Intermediate-sensor assisted push–pull strategy and its application in heterologous deoxyviolacein production in Escherichia coli

• An L-Trp biosensor was developed based on native control of the tnaCAB operon.
• Deoxyviolacein pathway was divided into two parts, connected by an intermediate.
• The senor was used for screening upstream module library based on enhanced output.
• Screening downstream enzyme mutant library was based on reduced sensor output
• With this push/pull approach, 1.92g/L deoxyviolacein titer was obtained.

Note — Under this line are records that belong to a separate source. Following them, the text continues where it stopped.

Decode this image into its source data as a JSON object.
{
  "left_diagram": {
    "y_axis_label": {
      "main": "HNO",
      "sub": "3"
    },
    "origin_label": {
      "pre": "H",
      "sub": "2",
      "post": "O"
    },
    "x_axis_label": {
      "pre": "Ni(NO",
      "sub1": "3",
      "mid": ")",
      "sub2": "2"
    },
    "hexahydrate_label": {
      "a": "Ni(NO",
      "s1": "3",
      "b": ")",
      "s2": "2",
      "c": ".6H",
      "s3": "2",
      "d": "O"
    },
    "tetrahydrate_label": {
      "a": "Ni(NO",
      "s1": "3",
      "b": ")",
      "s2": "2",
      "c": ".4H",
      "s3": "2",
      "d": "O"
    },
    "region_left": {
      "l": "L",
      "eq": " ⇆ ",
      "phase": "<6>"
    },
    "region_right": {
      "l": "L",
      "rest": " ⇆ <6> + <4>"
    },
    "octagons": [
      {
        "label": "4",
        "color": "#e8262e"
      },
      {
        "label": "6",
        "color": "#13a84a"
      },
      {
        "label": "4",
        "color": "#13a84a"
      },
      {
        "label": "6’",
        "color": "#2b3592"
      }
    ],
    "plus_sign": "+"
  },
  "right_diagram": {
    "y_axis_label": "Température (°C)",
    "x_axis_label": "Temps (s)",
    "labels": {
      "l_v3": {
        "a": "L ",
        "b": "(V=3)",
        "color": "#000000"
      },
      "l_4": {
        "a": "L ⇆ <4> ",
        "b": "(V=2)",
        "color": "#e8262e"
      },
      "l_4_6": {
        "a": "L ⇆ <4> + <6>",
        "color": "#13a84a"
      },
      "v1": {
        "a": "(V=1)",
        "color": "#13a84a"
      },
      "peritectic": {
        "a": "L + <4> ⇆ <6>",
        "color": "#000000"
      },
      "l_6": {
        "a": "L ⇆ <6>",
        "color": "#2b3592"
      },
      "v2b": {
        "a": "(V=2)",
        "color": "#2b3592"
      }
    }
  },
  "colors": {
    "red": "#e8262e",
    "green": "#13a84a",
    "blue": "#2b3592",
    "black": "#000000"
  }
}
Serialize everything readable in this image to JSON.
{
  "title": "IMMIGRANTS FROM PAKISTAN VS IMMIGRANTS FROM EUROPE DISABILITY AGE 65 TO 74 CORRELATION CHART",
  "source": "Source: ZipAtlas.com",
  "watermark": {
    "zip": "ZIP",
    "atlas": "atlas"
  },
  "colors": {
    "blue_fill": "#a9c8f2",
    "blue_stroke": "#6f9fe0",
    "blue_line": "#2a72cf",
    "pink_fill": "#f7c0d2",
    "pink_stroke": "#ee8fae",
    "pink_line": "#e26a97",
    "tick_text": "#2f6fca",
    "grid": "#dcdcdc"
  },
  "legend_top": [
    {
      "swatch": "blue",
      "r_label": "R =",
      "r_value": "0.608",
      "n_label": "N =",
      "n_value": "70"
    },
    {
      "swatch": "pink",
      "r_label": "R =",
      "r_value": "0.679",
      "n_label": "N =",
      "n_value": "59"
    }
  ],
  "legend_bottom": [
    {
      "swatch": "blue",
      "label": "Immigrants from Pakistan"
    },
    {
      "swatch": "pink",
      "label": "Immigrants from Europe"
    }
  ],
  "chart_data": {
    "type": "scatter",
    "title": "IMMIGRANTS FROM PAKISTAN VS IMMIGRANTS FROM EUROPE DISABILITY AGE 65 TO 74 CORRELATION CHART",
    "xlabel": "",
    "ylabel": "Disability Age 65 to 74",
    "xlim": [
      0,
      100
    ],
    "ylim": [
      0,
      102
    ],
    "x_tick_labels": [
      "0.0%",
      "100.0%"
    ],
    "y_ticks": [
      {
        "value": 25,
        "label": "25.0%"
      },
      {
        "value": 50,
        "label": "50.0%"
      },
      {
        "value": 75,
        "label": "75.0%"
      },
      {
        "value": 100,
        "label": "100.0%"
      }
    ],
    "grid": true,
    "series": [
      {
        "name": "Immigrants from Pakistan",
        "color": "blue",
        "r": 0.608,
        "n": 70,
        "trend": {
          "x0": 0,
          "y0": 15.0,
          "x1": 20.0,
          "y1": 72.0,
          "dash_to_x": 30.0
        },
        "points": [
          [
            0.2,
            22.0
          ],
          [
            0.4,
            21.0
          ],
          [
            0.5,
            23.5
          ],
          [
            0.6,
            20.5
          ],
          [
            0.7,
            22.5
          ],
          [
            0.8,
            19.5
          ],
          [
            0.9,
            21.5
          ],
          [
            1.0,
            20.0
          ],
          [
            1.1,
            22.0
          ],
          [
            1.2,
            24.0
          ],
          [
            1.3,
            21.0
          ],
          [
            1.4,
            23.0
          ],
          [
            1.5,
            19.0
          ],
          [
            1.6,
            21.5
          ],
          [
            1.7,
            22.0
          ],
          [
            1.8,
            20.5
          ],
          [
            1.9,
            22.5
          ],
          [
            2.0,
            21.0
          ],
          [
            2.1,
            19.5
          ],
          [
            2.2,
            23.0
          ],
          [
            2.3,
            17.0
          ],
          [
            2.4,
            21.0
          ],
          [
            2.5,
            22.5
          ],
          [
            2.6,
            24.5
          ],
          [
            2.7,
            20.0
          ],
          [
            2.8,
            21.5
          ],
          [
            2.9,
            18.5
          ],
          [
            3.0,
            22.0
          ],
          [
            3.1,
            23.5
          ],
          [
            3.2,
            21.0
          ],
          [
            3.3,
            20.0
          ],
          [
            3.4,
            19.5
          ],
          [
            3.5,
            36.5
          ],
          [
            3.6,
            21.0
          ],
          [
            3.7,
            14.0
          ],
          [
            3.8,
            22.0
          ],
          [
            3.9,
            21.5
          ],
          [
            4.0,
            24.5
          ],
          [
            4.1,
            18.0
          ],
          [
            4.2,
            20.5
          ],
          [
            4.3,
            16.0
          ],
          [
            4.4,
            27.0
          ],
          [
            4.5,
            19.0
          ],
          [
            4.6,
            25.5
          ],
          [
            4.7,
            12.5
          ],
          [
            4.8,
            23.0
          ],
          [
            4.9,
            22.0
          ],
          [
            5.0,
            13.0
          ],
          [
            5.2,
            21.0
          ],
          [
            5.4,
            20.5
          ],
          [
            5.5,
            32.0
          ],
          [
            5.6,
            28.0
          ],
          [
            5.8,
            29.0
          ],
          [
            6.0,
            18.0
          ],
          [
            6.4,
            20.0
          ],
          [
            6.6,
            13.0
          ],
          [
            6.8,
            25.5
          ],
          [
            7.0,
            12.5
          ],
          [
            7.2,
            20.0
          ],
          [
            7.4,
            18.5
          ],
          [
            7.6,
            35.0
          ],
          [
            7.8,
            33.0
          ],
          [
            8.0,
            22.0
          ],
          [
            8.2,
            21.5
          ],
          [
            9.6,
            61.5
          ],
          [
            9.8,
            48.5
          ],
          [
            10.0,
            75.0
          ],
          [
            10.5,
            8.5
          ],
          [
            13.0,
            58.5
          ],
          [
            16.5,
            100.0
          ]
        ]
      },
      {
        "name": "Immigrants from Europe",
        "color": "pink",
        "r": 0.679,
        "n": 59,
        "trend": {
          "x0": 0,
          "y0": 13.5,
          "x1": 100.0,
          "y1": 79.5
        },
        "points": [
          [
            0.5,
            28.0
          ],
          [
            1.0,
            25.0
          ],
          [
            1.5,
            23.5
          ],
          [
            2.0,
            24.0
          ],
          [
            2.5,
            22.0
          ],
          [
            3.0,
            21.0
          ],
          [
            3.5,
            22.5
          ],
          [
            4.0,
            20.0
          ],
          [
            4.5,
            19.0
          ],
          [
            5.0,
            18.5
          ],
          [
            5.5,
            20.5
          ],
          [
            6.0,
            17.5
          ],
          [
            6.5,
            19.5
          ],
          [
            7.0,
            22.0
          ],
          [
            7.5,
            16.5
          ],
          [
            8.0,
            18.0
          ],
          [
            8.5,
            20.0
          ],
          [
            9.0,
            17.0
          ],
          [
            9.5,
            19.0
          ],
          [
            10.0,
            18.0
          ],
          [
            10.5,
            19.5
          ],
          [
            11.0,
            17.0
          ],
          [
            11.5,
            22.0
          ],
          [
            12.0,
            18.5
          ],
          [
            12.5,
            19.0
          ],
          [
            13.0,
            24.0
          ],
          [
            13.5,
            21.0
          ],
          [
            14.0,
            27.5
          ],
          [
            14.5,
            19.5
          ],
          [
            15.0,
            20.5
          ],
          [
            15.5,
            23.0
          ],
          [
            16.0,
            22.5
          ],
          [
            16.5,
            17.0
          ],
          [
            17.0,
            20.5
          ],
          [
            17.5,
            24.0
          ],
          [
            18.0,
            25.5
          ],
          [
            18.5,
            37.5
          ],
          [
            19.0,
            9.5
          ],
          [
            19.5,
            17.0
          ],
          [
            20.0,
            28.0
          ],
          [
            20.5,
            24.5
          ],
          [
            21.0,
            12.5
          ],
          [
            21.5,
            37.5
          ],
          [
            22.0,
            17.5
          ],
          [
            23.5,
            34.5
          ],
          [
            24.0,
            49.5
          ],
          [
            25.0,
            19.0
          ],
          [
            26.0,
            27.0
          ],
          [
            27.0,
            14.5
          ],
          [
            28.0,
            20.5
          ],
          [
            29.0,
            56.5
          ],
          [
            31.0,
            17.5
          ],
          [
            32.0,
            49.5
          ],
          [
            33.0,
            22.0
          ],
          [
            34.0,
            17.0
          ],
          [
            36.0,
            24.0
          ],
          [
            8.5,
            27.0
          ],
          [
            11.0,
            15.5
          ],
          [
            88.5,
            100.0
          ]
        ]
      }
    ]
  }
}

Because high-throughput screening tools are typically unavailable when using the pathway-engineering approach, we developed a new strategy, named intermediate sensor-assisted push–pull strategy, which enables sequential pathway optimization by incorporating a biosensor targeting a key pathway intermediate. As proof of concept, we constructed an l-Trp biosensor and used it to optimize the deoxyviolacein biosynthetic pathway, which we divided into two modules with l-Trp being the product of the upstream and the substrate of the downstream module for deoxyviolacein synthesis. Using the biosensor and fluorescence-activated cell sorting, the activities of the two modules were sequentially and independently optimized in Escherichia coli to achieve the desired phenotypes. By this means, we increased the deoxyviolacein titer 4.4-fold (1.92 g/L), which represents the greatest deoxyviolacein production reported. This work suggests that a biosynthetic pathway can be enhanced to produce a value-added secondary metabolite(s) without available end-product screening method by using a central metabolic junction molecule biosensor(s).